President Bush may have been willing to ignore the U.S. Supreme Court's ruling that carbon dioxide is an air pollutant and that EPA must regulate it, but as the clock runs out on Bush's presidency, the EPA's Environmental Appeals Board (EAB) signaled the end of the Bush era this morning and the beginning of a clean energy future.
The EPA has continued to issue clean-air permits to coal-fired power plants without requiring those plants to use the best available technology to reduce their carbon dioxide emissions. One such plant is a project called the Bonanza Generating Station, a 110-MW waste-coal facility being proposed by Deseret Power Electric Cooperative. The Bonanza plant would have emitted 3.37 million tons of carbon dioxide each year. The Sierra Club and other environmental groups appealed this permit to the Environmental Appeals Board.

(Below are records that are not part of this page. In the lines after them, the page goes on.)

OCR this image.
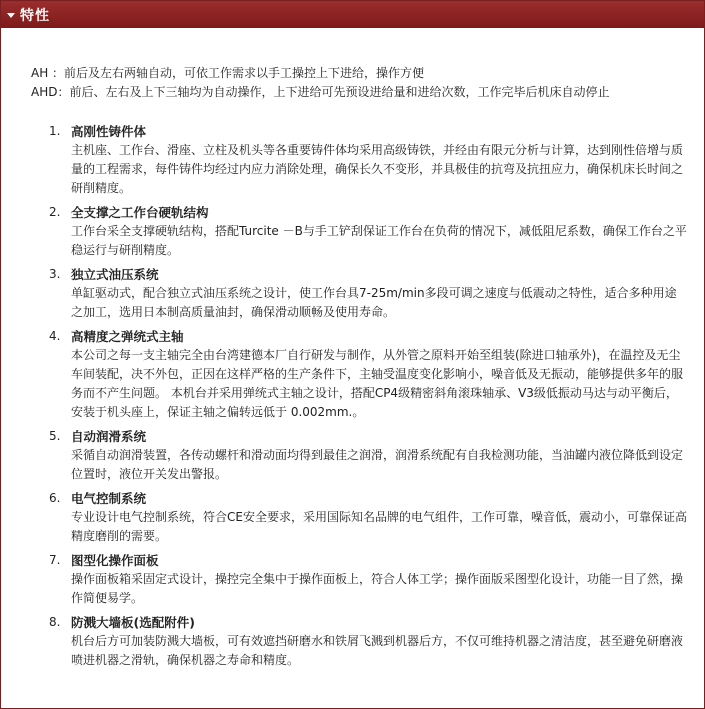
特性

AH ：前后及左右两轴自动，可依工作需求以手工操控上下进给，操作方便

AHD：前后、左右及上下三轴均为自动操作，上下进给可先预设进给量和进给次数，工作完毕后机床自动停止

1. 高刚性铸件体

主机座、工作台、滑座、立柱及机头等各重要铸件体均采用高级铸铁，并经由有限元分析与计算，达到刚性倍增与质量的工程需求，每件铸件均经过内应力消除处理，确保长久不变形，并具极佳的抗弯及抗扭应力，确保机床长时间之研削精度。

2. 全支撑之工作台硬轨结构

工作台采全支撑硬轨结构，搭配Turcite －B与手工铲刮保证工作台在负荷的情况下，减低阻尼系数，确保工作台之平稳运行与研削精度。

3. 独立式油压系统

单缸驱动式，配合独立式油压系统之设计，使工作台具7-25m/min多段可调之速度与低震动之特性，适合多种用途之加工，选用日本制高质量油封，确保滑动顺畅及使用寿命。

4. 高精度之弹统式主轴

本公司之每一支主轴完全由台湾建德本厂自行研发与制作，从外管之原料开始至组装(除进口轴承外)，在温控及无尘车间装配，决不外包，正因在这样严格的生产条件下，主轴受温度变化影响小，噪音低及无振动，能够提供多年的服务而不产生问题。 本机台并采用弹统式主轴之设计，搭配CP4级精密斜角滚珠轴承、V3级低振动马达与动平衡后，安装于机头座上，保证主轴之偏转远低于 0.002mm.。

5. 自动润滑系统

采循自动润滑装置，各传动螺杆和滑动面均得到最佳之润滑，润滑系统配有自我检测功能，当油罐内液位降低到设定位置时，液位开关发出警报。

6. 电气控制系统

专业设计电气控制系统，符合CE安全要求，采用国际知名品牌的电气组件，工作可靠，噪音低，震动小，可靠保证高精度磨削的需要。

7. 图型化操作面板

操作面板箱采固定式设计，操控完全集中于操作面板上，符合人体工学；操作面版采图型化设计，功能一目了然，操作简便易学。

8. 防溅大墙板(选配附件)

机台后方可加装防溅大墙板，可有效遮挡研磨水和铁屑飞溅到机器后方，不仅可维持机器之清洁度，甚至避免研磨液喷进机器之滑轨，确保机器之寿命和精度。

The EAB ruled today that the EPA had no valid reason for refusing to limit carbon dioxide emissions from new coal-fired power plants. The decision means that all new and proposed coal plants nationwide must go back and address their carbon dioxide emissions. This puts an effective hold on the final permitting of almost all new coal plants until the Obama administration decides on the best available control technology for CO2 emissions from coal plants.
"Today's decision opens the way for meaningful action to fight global warming and is a major step in bringing about a clean energy economy," said Joanne Spalding, the Sierra Club senior attorney who argued the case. "This is one more sign that we must begin repowering, refueling, and rebuilding America.
"The EAB rejected every Bush Administration excuse for failing to regulate the largest source of greenhouse gases in the United States. This decision gives the Obama administration a clean slate to begin building our clean energy economy for the 21st century."